Hundreds came together in Grand Rapids on Sunday, Aug. 13, after one person was killed and several more hurt at a white nationalist rally in Charlottesville, Virginia.

Chants of "Heather Heyer" could be heard throughout downtown Grand Rapids as hundreds took to the streets to stand in solidarity for those affected by the incident.

"To see that tragedy happen, that could have been myself it could have been any of my friends," Rally organizer Phil Snyder, said.

"It made me very sad that this is happening in the United States, it made me very sad," rally goer, Lupe Ramos-Montigny, said.

A sentiment echoed by Emily Berlinski, who celebrated her birthday on Sunday.

"There wasn't a question when I heard this event," she said. "I called my family and said lets get here because this is how we should be spending our time, this matters."

The group marched from Rosa Parks Circle to Ah-Nah-Awen park where a candlelight vigil was held.

"It's important that we show they're not representatives of most Americans. There is resistance to this, even though it may not always be visible,"Snyder added.
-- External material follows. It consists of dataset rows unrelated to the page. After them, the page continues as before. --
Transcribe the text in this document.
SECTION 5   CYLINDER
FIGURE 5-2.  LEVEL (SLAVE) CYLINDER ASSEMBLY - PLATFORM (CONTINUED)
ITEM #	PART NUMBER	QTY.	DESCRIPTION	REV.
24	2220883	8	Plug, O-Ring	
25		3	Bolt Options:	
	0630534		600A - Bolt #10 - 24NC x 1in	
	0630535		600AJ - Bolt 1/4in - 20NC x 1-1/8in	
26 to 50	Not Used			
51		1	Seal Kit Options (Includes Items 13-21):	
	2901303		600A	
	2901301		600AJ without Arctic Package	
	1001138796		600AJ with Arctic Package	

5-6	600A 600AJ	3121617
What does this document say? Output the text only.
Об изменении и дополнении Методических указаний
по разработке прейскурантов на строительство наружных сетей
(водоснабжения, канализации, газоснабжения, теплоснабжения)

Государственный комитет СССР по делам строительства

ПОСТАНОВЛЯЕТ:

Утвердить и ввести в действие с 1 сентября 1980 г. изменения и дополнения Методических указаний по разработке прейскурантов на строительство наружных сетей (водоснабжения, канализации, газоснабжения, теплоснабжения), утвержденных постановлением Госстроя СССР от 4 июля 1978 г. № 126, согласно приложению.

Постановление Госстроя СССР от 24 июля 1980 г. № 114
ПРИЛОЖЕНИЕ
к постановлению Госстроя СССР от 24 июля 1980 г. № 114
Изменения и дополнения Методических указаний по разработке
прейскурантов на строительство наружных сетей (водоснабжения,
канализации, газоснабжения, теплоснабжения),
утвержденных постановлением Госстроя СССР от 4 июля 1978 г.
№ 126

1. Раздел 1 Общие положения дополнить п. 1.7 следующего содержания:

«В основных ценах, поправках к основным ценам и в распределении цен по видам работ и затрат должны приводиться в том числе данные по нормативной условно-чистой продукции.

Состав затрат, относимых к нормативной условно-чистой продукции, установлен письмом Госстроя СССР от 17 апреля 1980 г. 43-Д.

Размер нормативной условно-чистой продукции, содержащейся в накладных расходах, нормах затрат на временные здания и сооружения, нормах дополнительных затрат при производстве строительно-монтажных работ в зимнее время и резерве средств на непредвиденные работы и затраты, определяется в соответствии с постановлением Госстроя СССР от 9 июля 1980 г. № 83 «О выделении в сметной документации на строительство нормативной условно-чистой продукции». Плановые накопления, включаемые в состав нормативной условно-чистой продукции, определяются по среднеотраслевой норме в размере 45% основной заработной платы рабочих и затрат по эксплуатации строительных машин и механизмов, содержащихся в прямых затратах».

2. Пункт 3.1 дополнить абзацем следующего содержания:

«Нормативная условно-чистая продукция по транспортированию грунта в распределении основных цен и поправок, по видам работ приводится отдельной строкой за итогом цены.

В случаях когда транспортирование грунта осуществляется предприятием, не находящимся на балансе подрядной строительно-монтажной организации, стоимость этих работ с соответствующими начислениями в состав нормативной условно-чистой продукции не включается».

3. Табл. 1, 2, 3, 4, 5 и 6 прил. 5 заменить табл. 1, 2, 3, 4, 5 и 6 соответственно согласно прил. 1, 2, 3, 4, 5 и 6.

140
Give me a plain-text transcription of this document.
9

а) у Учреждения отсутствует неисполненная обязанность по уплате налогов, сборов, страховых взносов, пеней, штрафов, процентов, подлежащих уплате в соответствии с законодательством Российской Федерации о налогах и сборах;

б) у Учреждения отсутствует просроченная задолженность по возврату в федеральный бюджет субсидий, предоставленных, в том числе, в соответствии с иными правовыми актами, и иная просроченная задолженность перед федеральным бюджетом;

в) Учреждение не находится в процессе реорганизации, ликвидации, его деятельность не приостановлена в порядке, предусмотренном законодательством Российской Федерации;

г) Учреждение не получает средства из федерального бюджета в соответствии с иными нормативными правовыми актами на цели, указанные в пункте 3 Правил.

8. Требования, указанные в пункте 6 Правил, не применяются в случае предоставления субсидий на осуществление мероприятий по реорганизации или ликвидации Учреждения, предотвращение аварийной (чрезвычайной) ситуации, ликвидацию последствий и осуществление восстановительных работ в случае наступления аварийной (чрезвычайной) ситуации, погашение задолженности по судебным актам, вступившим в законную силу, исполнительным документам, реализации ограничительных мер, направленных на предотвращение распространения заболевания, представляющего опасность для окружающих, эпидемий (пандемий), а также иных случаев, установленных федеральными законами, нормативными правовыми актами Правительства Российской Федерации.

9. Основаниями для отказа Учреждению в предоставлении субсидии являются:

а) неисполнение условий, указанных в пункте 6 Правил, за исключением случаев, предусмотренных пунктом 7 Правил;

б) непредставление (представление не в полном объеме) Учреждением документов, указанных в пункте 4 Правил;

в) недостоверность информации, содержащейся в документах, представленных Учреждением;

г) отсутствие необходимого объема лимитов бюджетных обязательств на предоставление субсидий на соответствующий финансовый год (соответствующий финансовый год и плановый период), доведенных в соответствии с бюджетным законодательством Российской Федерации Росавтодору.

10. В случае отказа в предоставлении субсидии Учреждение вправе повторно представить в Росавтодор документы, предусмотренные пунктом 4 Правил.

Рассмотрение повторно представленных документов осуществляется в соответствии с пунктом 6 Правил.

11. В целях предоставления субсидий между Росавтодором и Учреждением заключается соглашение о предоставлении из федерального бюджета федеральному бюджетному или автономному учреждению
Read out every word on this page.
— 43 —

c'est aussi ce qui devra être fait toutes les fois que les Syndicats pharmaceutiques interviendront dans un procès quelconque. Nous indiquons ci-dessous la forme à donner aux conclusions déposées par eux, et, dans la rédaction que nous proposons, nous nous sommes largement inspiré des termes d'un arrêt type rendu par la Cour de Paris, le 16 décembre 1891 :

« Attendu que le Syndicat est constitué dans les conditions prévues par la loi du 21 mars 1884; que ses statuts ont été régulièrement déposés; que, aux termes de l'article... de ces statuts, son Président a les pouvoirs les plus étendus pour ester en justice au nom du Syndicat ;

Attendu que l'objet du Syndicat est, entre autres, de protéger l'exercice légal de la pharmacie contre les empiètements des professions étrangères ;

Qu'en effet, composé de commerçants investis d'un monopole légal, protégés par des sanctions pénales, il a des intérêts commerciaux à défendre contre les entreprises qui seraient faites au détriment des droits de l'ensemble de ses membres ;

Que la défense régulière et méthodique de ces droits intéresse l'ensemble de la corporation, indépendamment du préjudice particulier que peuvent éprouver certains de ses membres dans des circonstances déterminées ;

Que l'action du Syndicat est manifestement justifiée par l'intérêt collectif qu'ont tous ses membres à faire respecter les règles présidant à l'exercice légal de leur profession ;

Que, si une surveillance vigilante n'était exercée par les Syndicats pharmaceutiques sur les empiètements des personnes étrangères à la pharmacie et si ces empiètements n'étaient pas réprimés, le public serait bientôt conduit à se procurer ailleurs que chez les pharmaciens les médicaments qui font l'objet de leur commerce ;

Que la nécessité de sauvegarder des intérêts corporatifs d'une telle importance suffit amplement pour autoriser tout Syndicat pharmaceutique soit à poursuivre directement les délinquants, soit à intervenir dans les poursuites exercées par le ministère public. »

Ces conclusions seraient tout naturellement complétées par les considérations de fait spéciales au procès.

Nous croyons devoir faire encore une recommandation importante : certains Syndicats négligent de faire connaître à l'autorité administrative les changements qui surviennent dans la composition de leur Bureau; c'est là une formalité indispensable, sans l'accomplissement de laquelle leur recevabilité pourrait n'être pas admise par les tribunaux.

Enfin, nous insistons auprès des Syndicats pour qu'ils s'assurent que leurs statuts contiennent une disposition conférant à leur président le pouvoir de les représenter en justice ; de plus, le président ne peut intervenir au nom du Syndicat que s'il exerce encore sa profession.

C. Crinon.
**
Those at the vigil heard from dozens sharing their thoughts on race issues and what they feel needs to change.

"It has to start from the top and when I mean the top I mean the President of the United States," rally goer Lupe Ramos-Montigny, said. "He has to start changing his dialogue."

A candlelight vigil was also held at Hackley Park in Muskegon on Sunday evening in honor of the Charlottesville victims.